When someone starts a new relationship immediately after their previous relationship ends, without giving themselves time to recover from the breakup, this is known as dating on the rebound. During this undefined period after the breakup, you are filled with a mixture of emotions including anger, sadness, denial, bitterness and shock.
Why do people date on the rebound?
After a break up you aren’t thinking straight and simply want to fill that gap in your life. Starting a new relationship is a distraction from reality and is often short-lived. It may help to ease the pain of a breakup and offer comfort, companionship and attention, but it is usually temporary and can cause even more heartache.
Is dating on the rebound a good idea?
Rebound dating may help you in the short term, but more often than not it will leave you feeling used, guilty, unhappy and feeling no better than when your previous relationship ended. They can in fact slow down your recovery period from your break up and put you in a situation you don’t want to be in.
How will it affect my rebound partner?
Your new partner may not even be aware you are dating them on the rebound unless they are fully aware of your recent breakup. Once you start accepting your break up and feel yourself moving on from it, you might feel ready to let go of your rebound partner too. To you, it might have been a relationship to fill the void in your life, but to your partner, it could have been serious. You will leave them feeling used and abandoned. Alternatively, if they were aware that you were dating them on the rebound, then they could be using you and taking advantage of your vulnerable state.
Regain your independence
Instead of jumping straight into another relationship, you need to take time out to deal with your issues and find the real you again. You will find yourself feeling lonely at times, but it’s during this time you can clearly think things through and finally come to terms with the breakup. By working through your emotions you are heading towards feeling ready to date again. It won’t happen overnight, but it will happen.
Spend time with friends
Instead of distracting yourself with a new partner, surround yourself with friends and family when you’re feeling really low. They can help you work through your emotions without you being distracted or in denial about your breakup.

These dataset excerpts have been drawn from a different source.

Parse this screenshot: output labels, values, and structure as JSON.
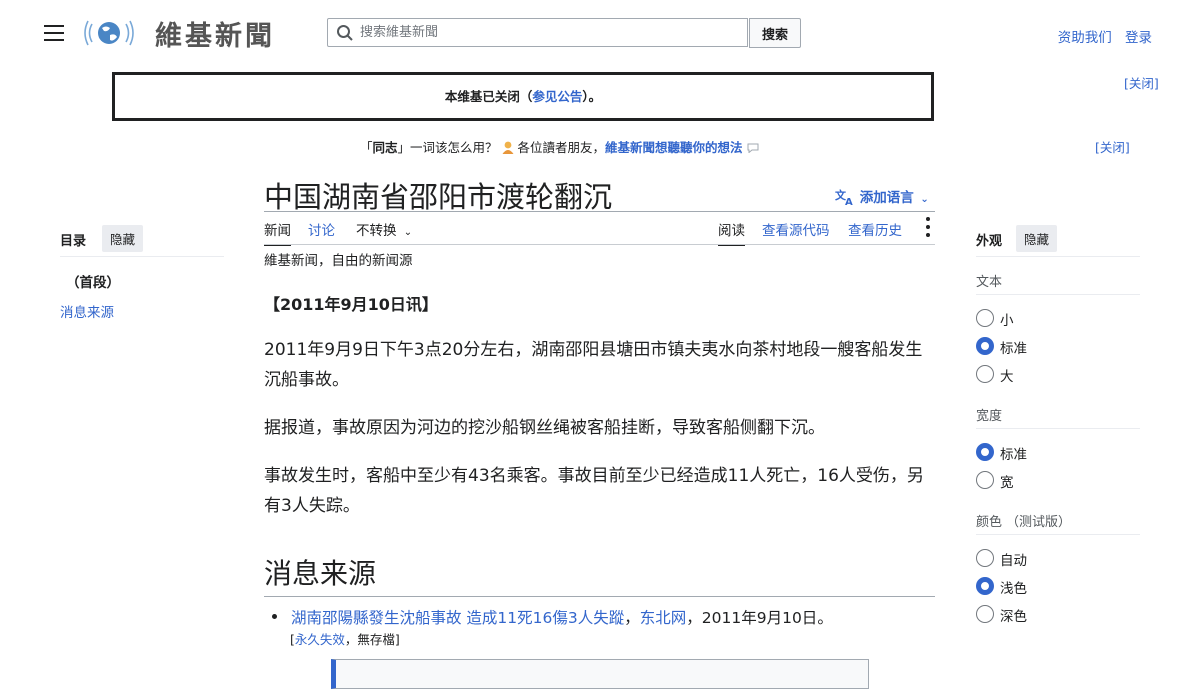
{
  "header": {
    "wordmark": "維基新聞",
    "search_placeholder": "搜索維基新聞",
    "search_button": "搜索",
    "donate": "资助我们",
    "login": "登录"
  },
  "notices": {
    "closure_before": "本维基已关闭（",
    "closure_link": "参见公告",
    "closure_after": "）。",
    "close_label": "[关闭]",
    "survey_prefix": "「",
    "survey_tongzhi": "同志",
    "survey_middle": "」一词该怎么用？",
    "survey_friends": "各位讀者朋友，",
    "survey_link": "維基新聞想聽聽你的想法",
    "survey_icon": "speech-bubble-icon"
  },
  "article": {
    "title": "中国湖南省邵阳市渡轮翻沉",
    "add_language": "添加语言",
    "tabs_left": [
      "新闻",
      "讨论",
      "不转换"
    ],
    "tabs_right": [
      "阅读",
      "查看源代码",
      "查看历史"
    ],
    "tagline": "維基新闻，自由的新闻源",
    "date": "【2011年9月10日讯】",
    "paragraphs": [
      "2011年9月9日下午3点20分左右，湖南邵阳县塘田市镇夫夷水向茶村地段一艘客船发生沉船事故。",
      "据报道，事故原因为河边的挖沙船钢丝绳被客船挂断，导致客船侧翻下沉。",
      "事故发生时，客船中至少有43名乘客。事故目前至少已经造成11人死亡，16人受伤，另有3人失踪。"
    ],
    "section_heading": "消息来源",
    "source": {
      "link": "湖南邵陽縣發生沈船事故 造成11死16傷3人失蹤",
      "sep": "，",
      "publisher": "东北网",
      "date_text": "，2011年9月10日。",
      "sub_open": "[",
      "sub_link": "永久失效",
      "sub_rest": "，無存檔]"
    }
  },
  "toc": {
    "title": "目录",
    "hide": "隐藏",
    "items": [
      "（首段）",
      "消息来源"
    ]
  },
  "appearance": {
    "title": "外观",
    "hide": "隐藏",
    "text_label": "文本",
    "text_options": [
      "小",
      "标准",
      "大"
    ],
    "text_selected": "标准",
    "width_label": "宽度",
    "width_options": [
      "标准",
      "宽"
    ],
    "width_selected": "标准",
    "color_label": "颜色",
    "color_beta": "（测试版）",
    "color_options": [
      "自动",
      "浅色",
      "深色"
    ],
    "color_selected": "浅色"
  },
  "colors": {
    "link": "#3366cc",
    "radio_on": "#3366cc",
    "text": "#202122"
  }
}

It’s not just you that is affected by rebound dating. The person you choose to date is very much affected, plus any children either of you may have. Your new partner might be looking to have a serious relationship with you and could get hurt when they find out you were using them to make yourself feel better. Children seeing their parent’s partners change regularly can be confusing for them. Children too need time to get used to your ex not being around any more, it’s not just you to think about. When an adult leaves a child’s life it can leave them feeling insecure and if you start dating someone new so soon it can be very difficult for the child. When you have children and you want to start dating again, you must think carefully about how your child could react.